The Pleasing Instructor or Entertaining Moralist containing Select Essays, Relations, Visions and Allegories collected from The most Eminent English Authors, to which are prefixed New thoughts on Education. A New Edition.
[ Fisher, Anne, compiler ].

York: Published by Wilson, Spence and Mawman, [n.d., 1795?]. Later edition, probably pirated, of a book originally published in 1756. There were many reprints of this work, but all are rare. The present edition is cited in five locations, three in the U.K., and two in California (the Huntington Library and UCLA). Engraved title-page, three engraved plates. Title-page very soiled. A decent copy of a scarce book. Modern marbled wrappers. Twelvemo, in sixes. [2], 360 pp. (Item ID: 15637)

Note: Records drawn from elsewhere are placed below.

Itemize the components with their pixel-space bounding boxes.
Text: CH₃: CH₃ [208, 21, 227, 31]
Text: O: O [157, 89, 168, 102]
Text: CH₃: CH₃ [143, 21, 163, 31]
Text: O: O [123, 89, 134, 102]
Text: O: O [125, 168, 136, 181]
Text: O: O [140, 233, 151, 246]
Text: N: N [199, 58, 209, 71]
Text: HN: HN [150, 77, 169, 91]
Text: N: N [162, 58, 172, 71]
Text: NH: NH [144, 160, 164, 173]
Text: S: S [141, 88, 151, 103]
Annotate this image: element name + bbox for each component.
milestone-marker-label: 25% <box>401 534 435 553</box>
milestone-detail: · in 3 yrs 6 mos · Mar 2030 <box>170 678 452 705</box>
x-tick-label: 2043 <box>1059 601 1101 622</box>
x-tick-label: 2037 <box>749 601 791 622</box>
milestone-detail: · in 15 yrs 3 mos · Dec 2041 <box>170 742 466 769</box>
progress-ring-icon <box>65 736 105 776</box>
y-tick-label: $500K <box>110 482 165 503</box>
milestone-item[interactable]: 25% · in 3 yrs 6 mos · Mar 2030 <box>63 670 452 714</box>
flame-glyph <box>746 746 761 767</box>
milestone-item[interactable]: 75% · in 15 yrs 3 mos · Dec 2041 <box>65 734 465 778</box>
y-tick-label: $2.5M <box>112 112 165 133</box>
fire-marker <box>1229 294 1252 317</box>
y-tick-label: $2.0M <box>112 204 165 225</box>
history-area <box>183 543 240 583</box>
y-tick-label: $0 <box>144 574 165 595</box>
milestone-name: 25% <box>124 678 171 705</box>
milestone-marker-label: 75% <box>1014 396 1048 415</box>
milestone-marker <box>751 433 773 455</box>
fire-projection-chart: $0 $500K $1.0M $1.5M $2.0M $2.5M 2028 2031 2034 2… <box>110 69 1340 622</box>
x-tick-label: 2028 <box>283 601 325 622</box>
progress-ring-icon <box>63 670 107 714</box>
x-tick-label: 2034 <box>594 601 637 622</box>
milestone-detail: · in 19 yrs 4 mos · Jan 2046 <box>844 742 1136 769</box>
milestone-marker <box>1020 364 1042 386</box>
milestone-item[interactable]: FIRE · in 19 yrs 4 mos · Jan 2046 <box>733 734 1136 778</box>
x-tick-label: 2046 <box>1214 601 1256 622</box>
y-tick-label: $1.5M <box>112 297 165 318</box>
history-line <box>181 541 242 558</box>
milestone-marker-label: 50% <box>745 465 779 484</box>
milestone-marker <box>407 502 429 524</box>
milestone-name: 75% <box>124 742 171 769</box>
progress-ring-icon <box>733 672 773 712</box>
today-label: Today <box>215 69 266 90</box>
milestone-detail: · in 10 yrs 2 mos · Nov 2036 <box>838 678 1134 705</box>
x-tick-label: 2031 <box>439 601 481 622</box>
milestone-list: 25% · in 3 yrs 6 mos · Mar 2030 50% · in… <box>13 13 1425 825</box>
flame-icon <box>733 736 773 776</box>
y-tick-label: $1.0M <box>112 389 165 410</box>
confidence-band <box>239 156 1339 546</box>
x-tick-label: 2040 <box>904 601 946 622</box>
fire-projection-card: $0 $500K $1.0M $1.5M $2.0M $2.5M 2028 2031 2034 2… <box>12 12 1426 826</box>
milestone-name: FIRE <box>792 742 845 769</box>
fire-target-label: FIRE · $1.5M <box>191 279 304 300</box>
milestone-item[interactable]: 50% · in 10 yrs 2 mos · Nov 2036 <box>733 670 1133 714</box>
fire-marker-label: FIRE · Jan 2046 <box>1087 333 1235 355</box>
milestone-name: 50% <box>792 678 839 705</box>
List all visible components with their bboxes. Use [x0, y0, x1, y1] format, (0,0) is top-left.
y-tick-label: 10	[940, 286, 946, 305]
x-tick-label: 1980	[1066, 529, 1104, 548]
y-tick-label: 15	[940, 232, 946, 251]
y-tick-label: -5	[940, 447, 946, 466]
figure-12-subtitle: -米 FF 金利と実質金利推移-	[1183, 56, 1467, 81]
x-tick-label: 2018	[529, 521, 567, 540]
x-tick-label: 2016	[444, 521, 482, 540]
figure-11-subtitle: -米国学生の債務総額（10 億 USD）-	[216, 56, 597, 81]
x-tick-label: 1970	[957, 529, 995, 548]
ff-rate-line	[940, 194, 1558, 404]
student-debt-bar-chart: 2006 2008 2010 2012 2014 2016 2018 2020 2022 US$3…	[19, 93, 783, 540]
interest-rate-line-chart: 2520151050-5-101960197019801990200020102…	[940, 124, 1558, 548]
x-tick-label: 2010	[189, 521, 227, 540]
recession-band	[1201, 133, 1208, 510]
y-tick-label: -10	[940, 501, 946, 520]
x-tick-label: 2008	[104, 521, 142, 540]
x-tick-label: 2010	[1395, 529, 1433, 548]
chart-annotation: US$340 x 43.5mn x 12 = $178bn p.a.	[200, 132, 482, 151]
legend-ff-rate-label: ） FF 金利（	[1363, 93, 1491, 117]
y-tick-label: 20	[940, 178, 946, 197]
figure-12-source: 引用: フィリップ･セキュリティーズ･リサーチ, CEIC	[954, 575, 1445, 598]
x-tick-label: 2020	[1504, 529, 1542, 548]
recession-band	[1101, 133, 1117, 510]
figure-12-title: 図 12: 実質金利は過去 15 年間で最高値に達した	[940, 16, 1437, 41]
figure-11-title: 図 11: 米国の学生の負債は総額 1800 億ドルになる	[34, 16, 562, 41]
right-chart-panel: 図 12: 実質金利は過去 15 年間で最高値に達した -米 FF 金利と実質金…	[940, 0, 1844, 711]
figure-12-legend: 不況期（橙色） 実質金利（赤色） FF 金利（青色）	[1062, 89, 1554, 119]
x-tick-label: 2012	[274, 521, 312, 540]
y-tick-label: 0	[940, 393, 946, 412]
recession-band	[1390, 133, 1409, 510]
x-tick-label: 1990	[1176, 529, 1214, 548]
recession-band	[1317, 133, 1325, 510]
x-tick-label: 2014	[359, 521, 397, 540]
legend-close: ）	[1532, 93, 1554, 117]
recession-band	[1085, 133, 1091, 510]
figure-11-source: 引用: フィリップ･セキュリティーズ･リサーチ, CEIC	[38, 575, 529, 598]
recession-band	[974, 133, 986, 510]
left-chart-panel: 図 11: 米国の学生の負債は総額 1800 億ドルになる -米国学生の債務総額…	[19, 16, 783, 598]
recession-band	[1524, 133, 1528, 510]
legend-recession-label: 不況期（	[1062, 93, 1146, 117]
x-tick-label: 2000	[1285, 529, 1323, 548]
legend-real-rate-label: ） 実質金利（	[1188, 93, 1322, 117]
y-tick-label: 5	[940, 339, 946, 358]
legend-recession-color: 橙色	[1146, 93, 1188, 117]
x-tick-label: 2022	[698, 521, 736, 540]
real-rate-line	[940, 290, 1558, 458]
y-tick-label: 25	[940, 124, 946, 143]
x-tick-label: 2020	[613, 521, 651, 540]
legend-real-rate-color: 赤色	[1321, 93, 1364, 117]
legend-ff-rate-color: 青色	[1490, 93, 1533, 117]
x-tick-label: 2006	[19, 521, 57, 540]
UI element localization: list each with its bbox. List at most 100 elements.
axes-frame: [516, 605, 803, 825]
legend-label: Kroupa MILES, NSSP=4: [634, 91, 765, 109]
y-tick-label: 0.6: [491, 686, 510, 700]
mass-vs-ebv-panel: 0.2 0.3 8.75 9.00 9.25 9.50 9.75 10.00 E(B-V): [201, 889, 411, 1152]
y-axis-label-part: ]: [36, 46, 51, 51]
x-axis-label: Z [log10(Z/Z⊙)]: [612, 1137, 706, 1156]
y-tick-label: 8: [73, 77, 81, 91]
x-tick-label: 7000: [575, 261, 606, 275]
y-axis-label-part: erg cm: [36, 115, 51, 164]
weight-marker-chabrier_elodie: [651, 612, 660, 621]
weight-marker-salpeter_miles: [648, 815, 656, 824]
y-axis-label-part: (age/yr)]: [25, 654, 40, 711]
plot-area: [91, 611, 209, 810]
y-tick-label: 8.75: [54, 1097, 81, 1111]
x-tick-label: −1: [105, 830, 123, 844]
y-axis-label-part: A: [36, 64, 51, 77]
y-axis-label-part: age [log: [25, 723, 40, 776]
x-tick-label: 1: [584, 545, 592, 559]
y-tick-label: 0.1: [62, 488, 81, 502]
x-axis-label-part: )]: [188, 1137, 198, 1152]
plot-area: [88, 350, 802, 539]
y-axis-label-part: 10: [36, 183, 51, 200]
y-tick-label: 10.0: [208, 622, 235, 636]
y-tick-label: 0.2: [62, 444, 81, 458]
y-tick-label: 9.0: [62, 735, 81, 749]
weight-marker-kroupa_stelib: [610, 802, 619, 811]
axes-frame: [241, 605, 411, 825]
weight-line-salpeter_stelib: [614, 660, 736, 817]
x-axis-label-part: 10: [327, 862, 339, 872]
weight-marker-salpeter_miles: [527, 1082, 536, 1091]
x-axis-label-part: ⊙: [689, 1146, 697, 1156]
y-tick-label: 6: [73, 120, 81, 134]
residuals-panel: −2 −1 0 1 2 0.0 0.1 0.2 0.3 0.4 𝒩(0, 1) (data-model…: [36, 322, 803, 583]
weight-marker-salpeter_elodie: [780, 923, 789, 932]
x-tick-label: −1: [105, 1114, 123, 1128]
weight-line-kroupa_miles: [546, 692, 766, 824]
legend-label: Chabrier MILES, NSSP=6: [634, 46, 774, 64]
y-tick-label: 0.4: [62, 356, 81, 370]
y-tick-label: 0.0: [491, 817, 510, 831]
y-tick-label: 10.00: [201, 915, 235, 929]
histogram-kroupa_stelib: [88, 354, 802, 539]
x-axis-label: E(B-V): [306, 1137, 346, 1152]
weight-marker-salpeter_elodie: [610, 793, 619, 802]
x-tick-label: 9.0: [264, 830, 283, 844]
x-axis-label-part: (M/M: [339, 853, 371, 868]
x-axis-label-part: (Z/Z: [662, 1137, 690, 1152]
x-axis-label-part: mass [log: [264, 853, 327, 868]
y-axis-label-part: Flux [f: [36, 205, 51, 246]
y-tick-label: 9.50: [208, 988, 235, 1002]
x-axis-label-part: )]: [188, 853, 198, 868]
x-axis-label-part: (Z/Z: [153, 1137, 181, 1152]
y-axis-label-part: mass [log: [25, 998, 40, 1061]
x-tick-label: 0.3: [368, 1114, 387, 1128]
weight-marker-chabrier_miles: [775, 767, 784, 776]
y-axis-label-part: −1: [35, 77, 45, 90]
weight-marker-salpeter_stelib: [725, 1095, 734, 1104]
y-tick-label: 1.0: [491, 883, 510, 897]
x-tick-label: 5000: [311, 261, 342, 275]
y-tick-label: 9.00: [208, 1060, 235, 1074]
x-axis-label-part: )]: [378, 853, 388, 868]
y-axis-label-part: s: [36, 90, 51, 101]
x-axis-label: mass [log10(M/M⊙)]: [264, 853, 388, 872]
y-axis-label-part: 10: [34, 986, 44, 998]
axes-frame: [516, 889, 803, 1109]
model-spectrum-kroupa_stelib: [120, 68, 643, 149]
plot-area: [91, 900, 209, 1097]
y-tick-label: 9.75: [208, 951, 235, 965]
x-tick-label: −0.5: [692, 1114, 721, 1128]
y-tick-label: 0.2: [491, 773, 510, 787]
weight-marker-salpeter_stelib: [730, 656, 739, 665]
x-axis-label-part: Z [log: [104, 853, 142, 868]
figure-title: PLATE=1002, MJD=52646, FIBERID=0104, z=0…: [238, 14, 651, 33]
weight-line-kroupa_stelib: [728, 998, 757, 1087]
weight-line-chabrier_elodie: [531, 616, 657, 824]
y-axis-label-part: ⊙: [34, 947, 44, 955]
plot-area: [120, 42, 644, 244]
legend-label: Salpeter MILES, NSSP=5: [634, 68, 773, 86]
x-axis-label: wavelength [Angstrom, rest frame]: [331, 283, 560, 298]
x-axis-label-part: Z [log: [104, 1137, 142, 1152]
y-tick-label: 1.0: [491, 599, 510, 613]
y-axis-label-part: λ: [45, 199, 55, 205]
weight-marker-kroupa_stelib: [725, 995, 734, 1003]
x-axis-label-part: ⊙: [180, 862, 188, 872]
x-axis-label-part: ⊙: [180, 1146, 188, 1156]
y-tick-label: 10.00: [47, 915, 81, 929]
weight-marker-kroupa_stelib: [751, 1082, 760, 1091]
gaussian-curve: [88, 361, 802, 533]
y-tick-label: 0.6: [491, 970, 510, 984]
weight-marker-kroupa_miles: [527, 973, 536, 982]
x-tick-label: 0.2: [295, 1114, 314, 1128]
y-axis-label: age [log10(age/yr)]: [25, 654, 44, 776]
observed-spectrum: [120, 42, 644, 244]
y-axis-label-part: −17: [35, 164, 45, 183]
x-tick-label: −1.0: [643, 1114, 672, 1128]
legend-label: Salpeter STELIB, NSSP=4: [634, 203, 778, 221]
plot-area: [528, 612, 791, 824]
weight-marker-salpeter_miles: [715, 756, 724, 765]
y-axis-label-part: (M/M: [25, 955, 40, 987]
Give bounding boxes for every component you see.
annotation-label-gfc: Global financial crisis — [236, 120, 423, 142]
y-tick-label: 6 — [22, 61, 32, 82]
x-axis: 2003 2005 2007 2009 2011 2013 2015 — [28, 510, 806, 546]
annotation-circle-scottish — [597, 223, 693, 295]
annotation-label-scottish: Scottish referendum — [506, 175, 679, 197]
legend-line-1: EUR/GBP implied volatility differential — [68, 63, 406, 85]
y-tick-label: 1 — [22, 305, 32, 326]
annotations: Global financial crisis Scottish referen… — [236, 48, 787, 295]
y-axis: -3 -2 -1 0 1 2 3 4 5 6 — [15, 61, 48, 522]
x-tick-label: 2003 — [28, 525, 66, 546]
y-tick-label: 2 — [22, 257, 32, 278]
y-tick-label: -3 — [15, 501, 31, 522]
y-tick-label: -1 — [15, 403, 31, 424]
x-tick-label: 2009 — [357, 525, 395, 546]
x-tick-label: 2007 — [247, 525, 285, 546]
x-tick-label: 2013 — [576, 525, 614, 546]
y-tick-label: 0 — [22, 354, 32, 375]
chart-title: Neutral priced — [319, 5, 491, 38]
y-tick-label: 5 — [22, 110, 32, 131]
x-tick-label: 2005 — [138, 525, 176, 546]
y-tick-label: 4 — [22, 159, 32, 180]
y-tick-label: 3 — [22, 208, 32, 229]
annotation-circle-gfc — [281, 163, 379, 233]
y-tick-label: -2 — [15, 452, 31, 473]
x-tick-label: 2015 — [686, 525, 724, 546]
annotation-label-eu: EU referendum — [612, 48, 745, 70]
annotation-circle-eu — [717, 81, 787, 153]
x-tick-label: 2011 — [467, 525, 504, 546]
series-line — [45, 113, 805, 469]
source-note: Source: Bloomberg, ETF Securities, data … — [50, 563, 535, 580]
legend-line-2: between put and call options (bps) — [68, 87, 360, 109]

Anne Fisher (1719-1778), the wife of Newcastle printer Thomas Slack and the mother of nine daughters, wrote a number of books on education. She “was no mere compiler; she wrote as an experienced educator. Her comments on the teaching of English grammar in the preface of her New Grammar continue to be pertinent and there is a modern ring, too, to her remark, in the introduction to her Pleasing Instructor, that: ‘An austere or learned pedant has sometimes whipped Latin, Greek, &c. into a lad, whose very disgust to it increased, perhaps, with the Acquisition thereof; but it is a manifest absurdity to maintain or imagine that anyone can be awed into a Love of learning’ (quoted in Oxford DNB). Fisher continues to lament the state of women’s education, believing that “a young lady should be taught to think, reflect, and form a taste of life in.”